The controversy may be deeper than Graham ever considered, especially since one could pose a very convincing Nietzschean argument that the essentially ascetic content of the religious ideals that he is preaching is an apology, that it is itself a product of guilty, or 'bad,' conscience, not of Graham in particular but of the religious realm as a whole. But what of this meat and media controversy? Why is it being shunned, mocked, displaced, dismissed, or simply being ignored altogether? Why is the consideration and the recognition of the importance of this relationship between meat and media being regulated to ultra-radical factions and underground left-wing groups? How is it that the majority of the populous remains unconscious of this critical relationship when it so thoroughly permeates the activities of our daily lives? It is possible that the last question contains its answer. Thus, it is the purpose of this publication to expose what is so readily evident, to qualify what is constantly qualifying in ignorance, and to present that which surrounds us. The relationship between meat and media is not governed by an iron set of natural, eternal laws, existing autonomous of human beings, their productive activities and thoughts; rather, this relationship only becomes possible at a particular historical moment under particular conditions of production. It is the purpose of this publication to exhibit the manners in which this relationship 'enigmatically manifests itself' in our daily lives, as if it were a phantom, proving the practical, material foundations upon which such a relationship emerges.

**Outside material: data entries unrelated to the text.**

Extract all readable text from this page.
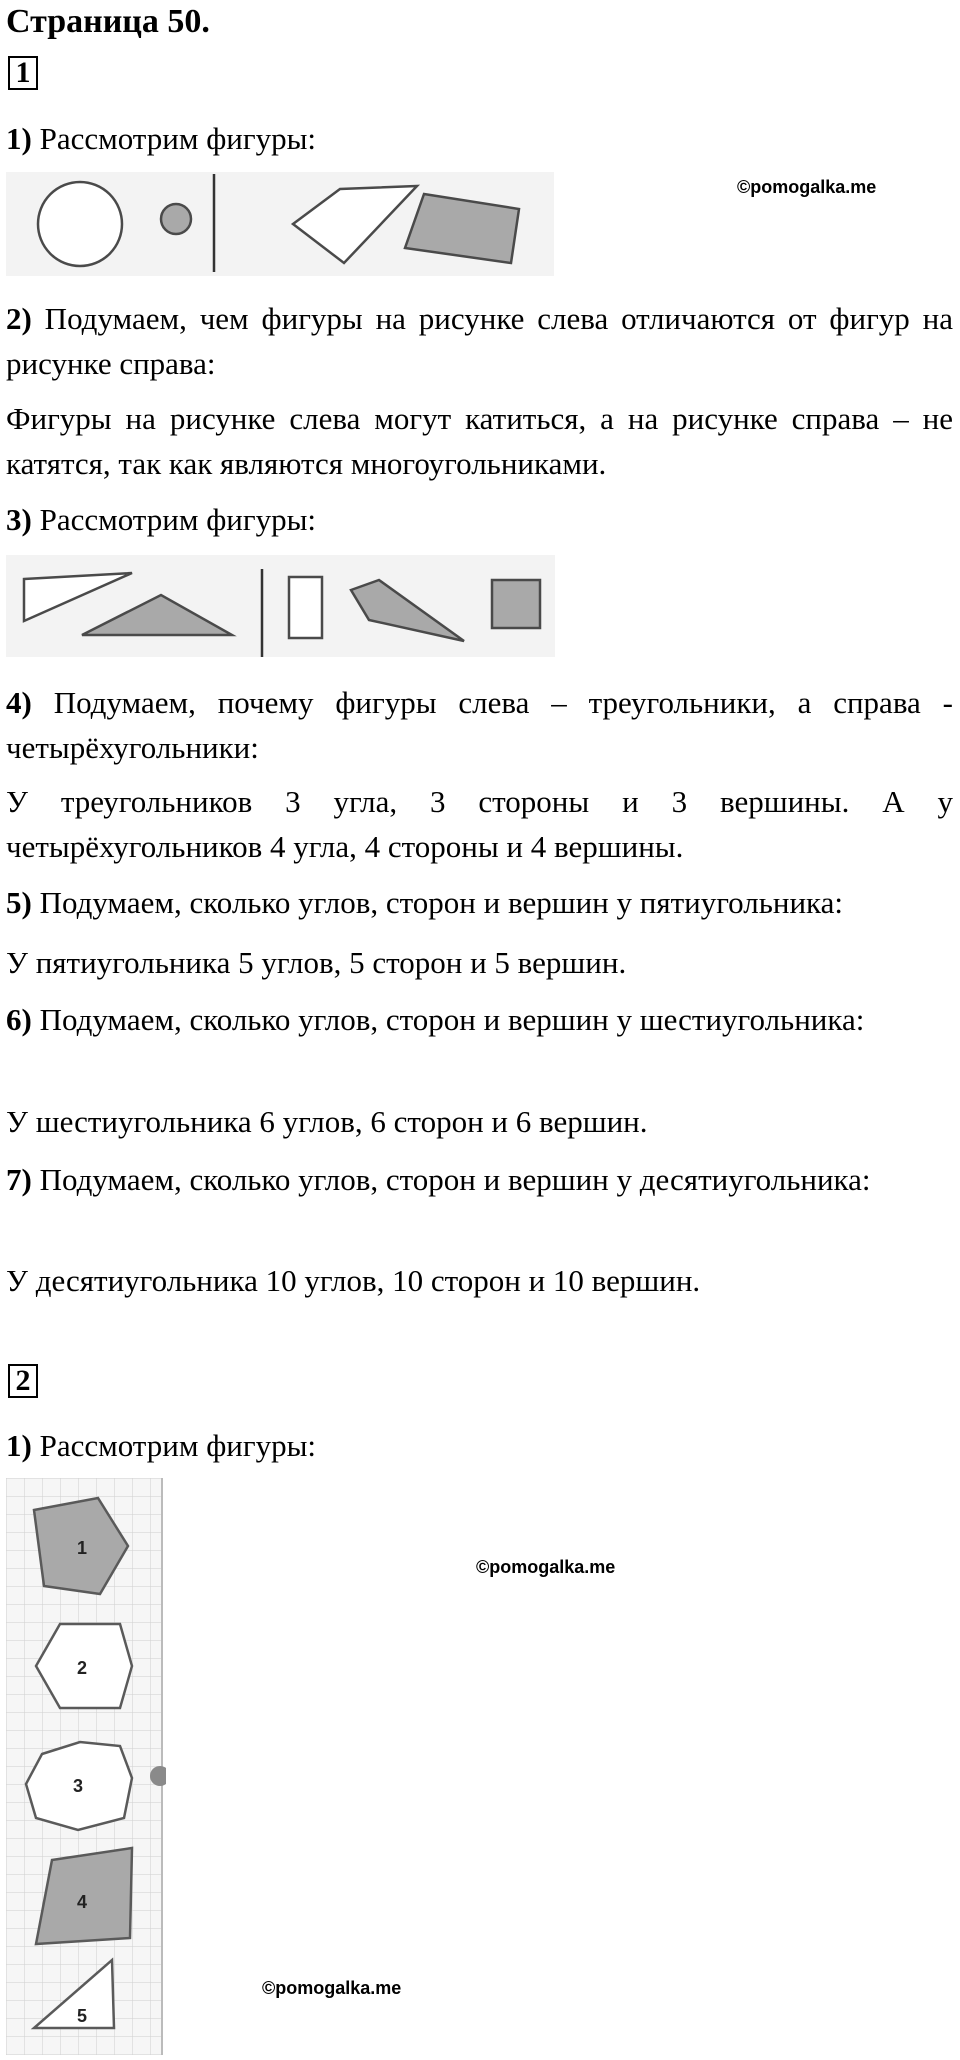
Страница 50.
1
1) Рассмотрим фигуры:
©pomogalka.me
2) Подумаем, чем фигуры на рисунке слева отличаются от фигур на рисунке справа:
Фигуры на рисунке слева могут катиться, а на рисунке справа – не катятся, так как являются многоугольниками.
3) Рассмотрим фигуры:
4) Подумаем, почему фигуры слева – треугольники, а справа - четырёхугольники:
У треугольников 3 угла, 3 стороны и 3 вершины. А у четырёхугольников 4 угла, 4 стороны и 4 вершины.
5) Подумаем, сколько углов, сторон и вершин у пятиугольника:
У пятиугольника 5 углов, 5 сторон и 5 вершин.
6) Подумаем, сколько углов, сторон и вершин у шестиугольника:
У шестиугольника 6 углов, 6 сторон и 6 вершин.
7) Подумаем, сколько углов, сторон и вершин у десятиугольника:
У десятиугольника 10 углов, 10 сторон и 10 вершин.
2
1) Рассмотрим фигуры:
1
2
3
4
5
©pomogalka.me
©pomogalka.me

Despite the thoroughgoing, the through and through or 'well-done' or possibly even 'medium-well,' and sweeping character in which this relationship exhibits itself in our daily practices, its unmasking is no easy undertaking. But in recognizing its inner complexities and its external incarnations, our critical analyses must not be obstructed by its abstruse and seeming autonomous nature. We must combat reification in all of its forms. Because of the potentially overwhelming intricacies of this relationship, we will proceed to approach such questions in an aphoristic style. In so doing, it is not our intention to simplify or to undermine the dilemmas or the importance of this pervasive, but production specific, phenomena; rather, we wish to provide a space for the interpretation of this emerging integral element of society. In other words, we do not wish to replace one seeming iron system with a potential other. If one is to disagree with our aphoristic approach, our response is this: that the aphoristic approach is not taken seriously enough. We have no intention of taking a 'text-book' approach; rather we encourage the intellectual and creative contribution of our listeners and readers. Only with theory is decisive action possible.